Birds identified at the nature reserve include yellowhammer, lesser redpoll, common linnet, willow tit, bullfinch, song thrush, meadow and tree pipits and wood warbler, dunnock (Prunella modularis), and common cuckoo. The Eurasian blackcap (Sylvia atricapilla), common  blackbird (Turdus merulus), and great tit (Parus major) are common at the reserve. Osprey (Pandion haliaetus) and lapwing (Vanellus vanellus) have been seen overflying the site. A number of species of high conservation concern, the song thrush and willow tit have been observed at the reserve.

===Amphibians and reptiles===
Common toads and viviparous lizards have been seen at the site.

===Mammals===
A small mammal survey, carried out in 2005, indicated that voles, field mice and pygmy shrew lived at the reserve. Grey squirrel are known to inhabit the site.
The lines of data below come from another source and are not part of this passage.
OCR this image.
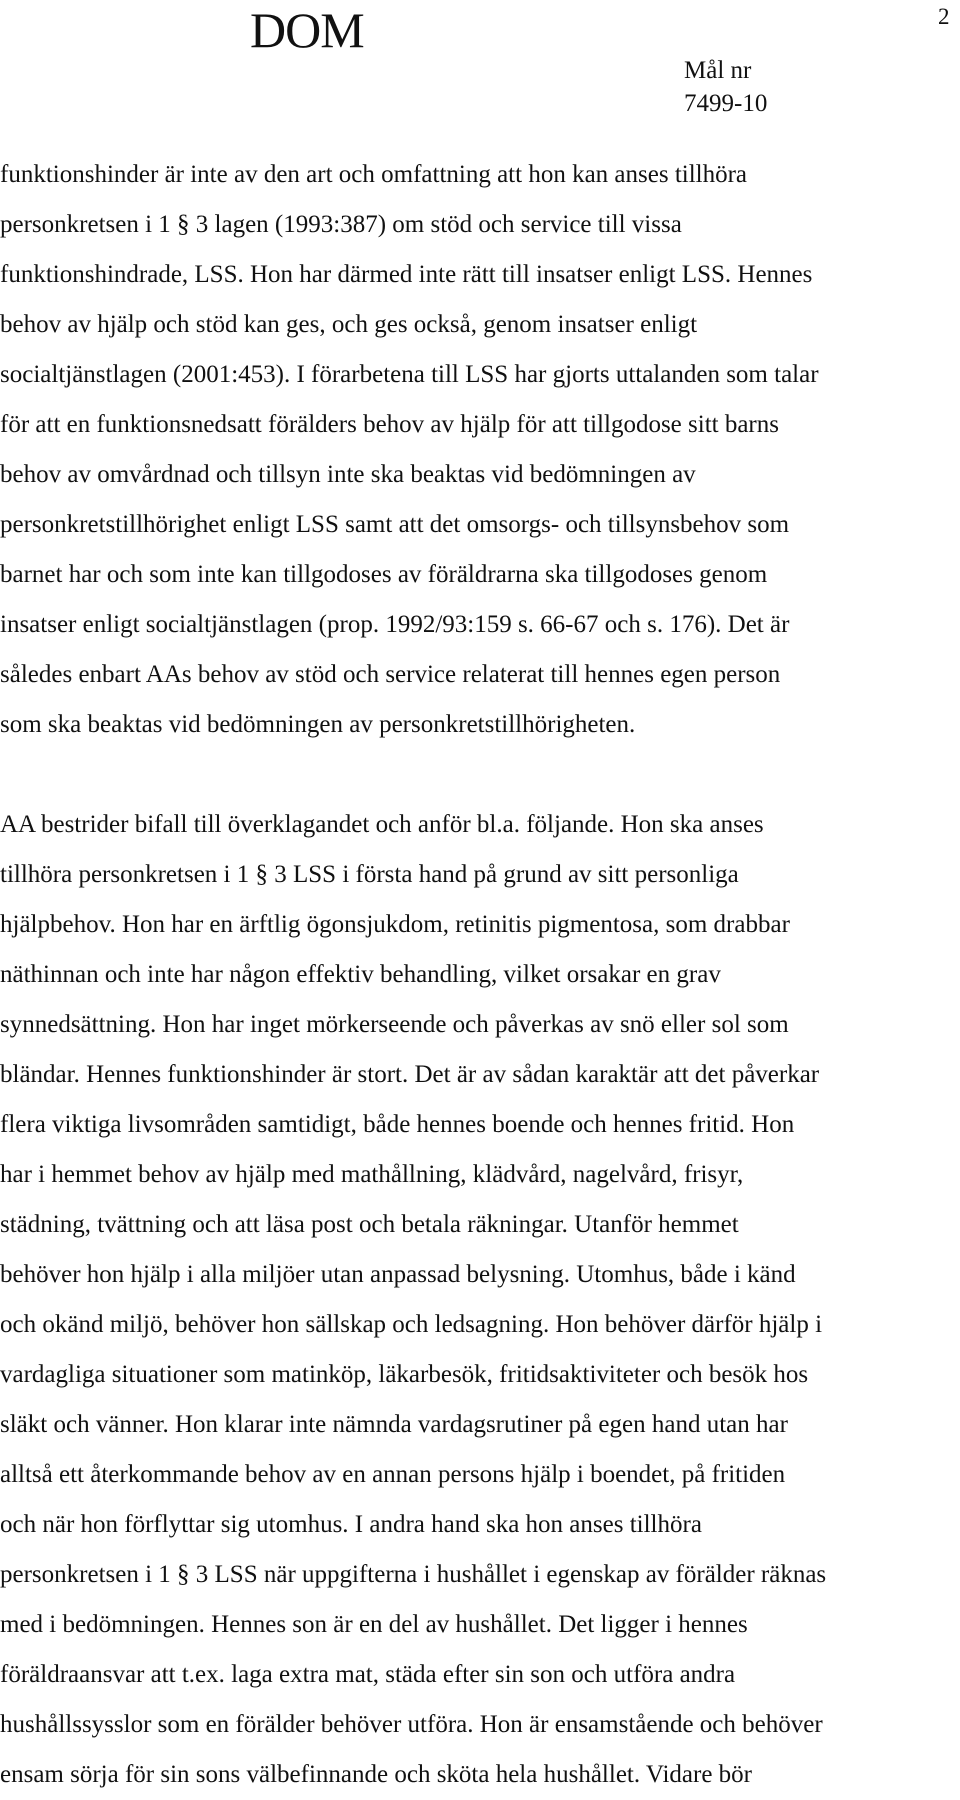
DOM	2
Mål nr
7499-10
funktionshinder är inte av den art och omfattning att hon kan anses tillhöra
personkretsen i 1 § 3 lagen (1993:387) om stöd och service till vissa
funktionshindrade, LSS. Hon har därmed inte rätt till insatser enligt LSS. Hennes
behov av hjälp och stöd kan ges, och ges också, genom insatser enligt
socialtjänstlagen (2001:453). I förarbetena till LSS har gjorts uttalanden som talar
för att en funktionsnedsatt förälders behov av hjälp för att tillgodose sitt barns
behov av omvårdnad och tillsyn inte ska beaktas vid bedömningen av
personkretstillhörighet enligt LSS samt att det omsorgs- och tillsynsbehov som
barnet har och som inte kan tillgodoses av föräldrarna ska tillgodoses genom
insatser enligt socialtjänstlagen (prop. 1992/93:159 s. 66-67 och s. 176). Det är
således enbart AAs behov av stöd och service relaterat till hennes egen person
som ska beaktas vid bedömningen av personkretstillhörigheten.
AA bestrider bifall till överklagandet och anför bl.a. följande. Hon ska anses
tillhöra personkretsen i 1 § 3 LSS i första hand på grund av sitt personliga
hjälpbehov. Hon har en ärftlig ögonsjukdom, retinitis pigmentosa, som drabbar
näthinnan och inte har någon effektiv behandling, vilket orsakar en grav
synnedsättning. Hon har inget mörkerseende och påverkas av snö eller sol som
bländar. Hennes funktionshinder är stort. Det är av sådan karaktär att det påverkar
flera viktiga livsområden samtidigt, både hennes boende och hennes fritid. Hon
har i hemmet behov av hjälp med mathållning, klädvård, nagelvård, frisyr,
städning, tvättning och att läsa post och betala räkningar. Utanför hemmet
behöver hon hjälp i alla miljöer utan anpassad belysning. Utomhus, både i känd
och okänd miljö, behöver hon sällskap och ledsagning. Hon behöver därför hjälp i
vardagliga situationer som matinköp, läkarbesök, fritidsaktiviteter och besök hos
släkt och vänner. Hon klarar inte nämnda vardagsrutiner på egen hand utan har
alltså ett återkommande behov av en annan persons hjälp i boendet, på fritiden
och när hon förflyttar sig utomhus. I andra hand ska hon anses tillhöra
personkretsen i 1 § 3 LSS när uppgifterna i hushållet i egenskap av förälder räknas
med i bedömningen. Hennes son är en del av hushållet. Det ligger i hennes
föräldraansvar att t.ex. laga extra mat, städa efter sin son och utföra andra
hushållssysslor som en förälder behöver utföra. Hon är ensamstående och behöver
ensam sörja för sin sons välbefinnande och sköta hela hushållet. Vidare bör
Roe deer are known to visit the reserve.

===Invertebrates===
Two locally uncommon species of flies, Myopa buceata and Servillea ursine, are found at the site. The dead wood beetles, Triplax aenea and Orchesia undulata have been recorded at the nature reserve. The heather beetle (Lochmaea suturalis) is common. The moth, Coleophora vitisella, has been found at the site. The hoverfly, Cheilosia albipila and the orange tip butterfly (Anthocharis cardamines), favour the marshy conditions found at wetland locations within the reserve.

== Flora ==
===Invasive species===
Himalayan balsam (Impatiens glandulifera), an invasive species is controlled by strimming and hand pulling. In the past Asulox, a fern-specific herbicide, has been used on the site to reduce the amount of bracken at the reserve. Work to thin the wooded areas of the site have been funded by the Forestry Commission, as has the installation post and rail fence at the Lodge Lane car park.

===Broad-leaved woodland===
The site has mixture of habitats, including broad-leaved woodland, which is dominated by oak, birch and rowan. Alder and willow are found in wetland areas of the reserve.

===Heathland===
There are 4.8 ha of heathland at the nature reserve. This is dominated by bilberry, with areas of bracken, bramble and wavy hair-grass.

== Facilities ==
The nature reserve is crossed by a number of public rights of way, including both footpaths and bridleways. The reserve has parking for five vehicles at the Lodge Lane entrance to the site. Additional parking is available at the Rivelin Dams to the north west of the reserve. The condition of the site is monitored by Sheffield City Council as part of their Sheffield Local Biodiversity Action Plan.

== Artistic representation ==
The hillside at Fox Hagg, just below Lodge Moor, was painted in 1941 by Lionel Maurice de Sausmarez ARA.

W. E. Smith depicted the valley from a vantage point at Bell Hagg, overlooking the reserve, c. 1966.